Ha muerto, y no le ha valido ser dueño de todo, de todos y del mundo. César, dicen esos paganos llamados cristianos y seguidores de un maniático malhechor galileo que fue crucificado, César no fue ni ha sido jamás un dios y más que un simple hombre. Un hombre cual todos y como tal ha muerto, muere como todos los hombres, muere como todos los hombres que habrán de morir.
El silencio cubrió a Roma aquella tarde de junio, de nada valieron los vítores y los bacanales a la diosa. César había de morir, sin fiestas o en las fiestas, pero habría de morir. César falleció víctima de una orinada sanguinolenta y de una hemoptisis furibunda. César murió desangrado y orinado en medio de sus fluidos y de su propia sangre.

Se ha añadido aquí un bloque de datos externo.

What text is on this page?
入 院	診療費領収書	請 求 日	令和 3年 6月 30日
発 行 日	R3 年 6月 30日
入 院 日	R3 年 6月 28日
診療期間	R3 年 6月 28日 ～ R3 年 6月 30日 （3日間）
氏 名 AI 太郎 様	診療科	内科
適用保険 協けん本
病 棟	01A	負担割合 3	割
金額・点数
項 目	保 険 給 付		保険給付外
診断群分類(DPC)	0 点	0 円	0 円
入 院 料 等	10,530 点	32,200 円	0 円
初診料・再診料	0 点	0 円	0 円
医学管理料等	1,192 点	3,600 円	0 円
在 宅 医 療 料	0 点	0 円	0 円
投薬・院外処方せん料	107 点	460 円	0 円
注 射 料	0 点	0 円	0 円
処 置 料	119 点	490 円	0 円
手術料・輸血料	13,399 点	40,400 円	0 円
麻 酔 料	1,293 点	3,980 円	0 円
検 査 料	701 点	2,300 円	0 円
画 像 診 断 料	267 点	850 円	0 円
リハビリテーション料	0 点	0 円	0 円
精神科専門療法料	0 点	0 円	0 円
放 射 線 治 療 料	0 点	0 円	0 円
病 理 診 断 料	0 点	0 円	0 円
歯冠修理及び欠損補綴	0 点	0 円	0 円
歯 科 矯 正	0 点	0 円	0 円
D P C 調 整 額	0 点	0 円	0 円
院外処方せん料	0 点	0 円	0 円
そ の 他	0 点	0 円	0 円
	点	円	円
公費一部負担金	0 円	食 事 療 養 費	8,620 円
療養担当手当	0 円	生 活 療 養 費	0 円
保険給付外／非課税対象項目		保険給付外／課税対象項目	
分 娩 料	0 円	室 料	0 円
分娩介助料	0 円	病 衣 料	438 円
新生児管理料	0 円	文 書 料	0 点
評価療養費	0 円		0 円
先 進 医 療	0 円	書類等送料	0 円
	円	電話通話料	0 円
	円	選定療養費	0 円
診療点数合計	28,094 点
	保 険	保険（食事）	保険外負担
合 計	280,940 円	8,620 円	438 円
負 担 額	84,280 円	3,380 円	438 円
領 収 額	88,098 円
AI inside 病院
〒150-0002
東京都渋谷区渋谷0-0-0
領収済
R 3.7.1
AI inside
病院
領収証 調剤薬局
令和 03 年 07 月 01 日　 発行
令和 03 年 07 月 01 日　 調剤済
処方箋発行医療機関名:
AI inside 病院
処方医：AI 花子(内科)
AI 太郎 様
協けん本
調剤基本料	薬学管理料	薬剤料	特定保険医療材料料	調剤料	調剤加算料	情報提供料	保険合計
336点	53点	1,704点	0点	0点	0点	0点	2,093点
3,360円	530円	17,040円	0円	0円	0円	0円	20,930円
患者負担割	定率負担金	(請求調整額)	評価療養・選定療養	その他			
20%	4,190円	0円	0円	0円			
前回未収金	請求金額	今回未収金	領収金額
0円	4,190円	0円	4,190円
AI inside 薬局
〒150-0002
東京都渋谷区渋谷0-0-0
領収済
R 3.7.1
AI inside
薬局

Afortunadamente no contaba con hermanos ni hermanas, no tenía ni uno solo. De haberlo tenido lo hubieran eliminado como se sospecha hicieron sus enemigos con él. ¿Enemigos? No hay nadie tan peligroso como aquel a quien no consideras peligroso. César murió como un perro desangrado por los vidrios en polvo al beber y comer los platos codiciados. Y murió a los pies y en la cama de su concubina favorita. Aunque ella lo halló en el trance mortal no pudiendo hacer nada gritaba por su amor perdido. Sus súbditos no se explican cómo muere un dios y cómo lo hace en tan miserables condiciones, rodeado de hemorragias y cegado en sus propios líquidos.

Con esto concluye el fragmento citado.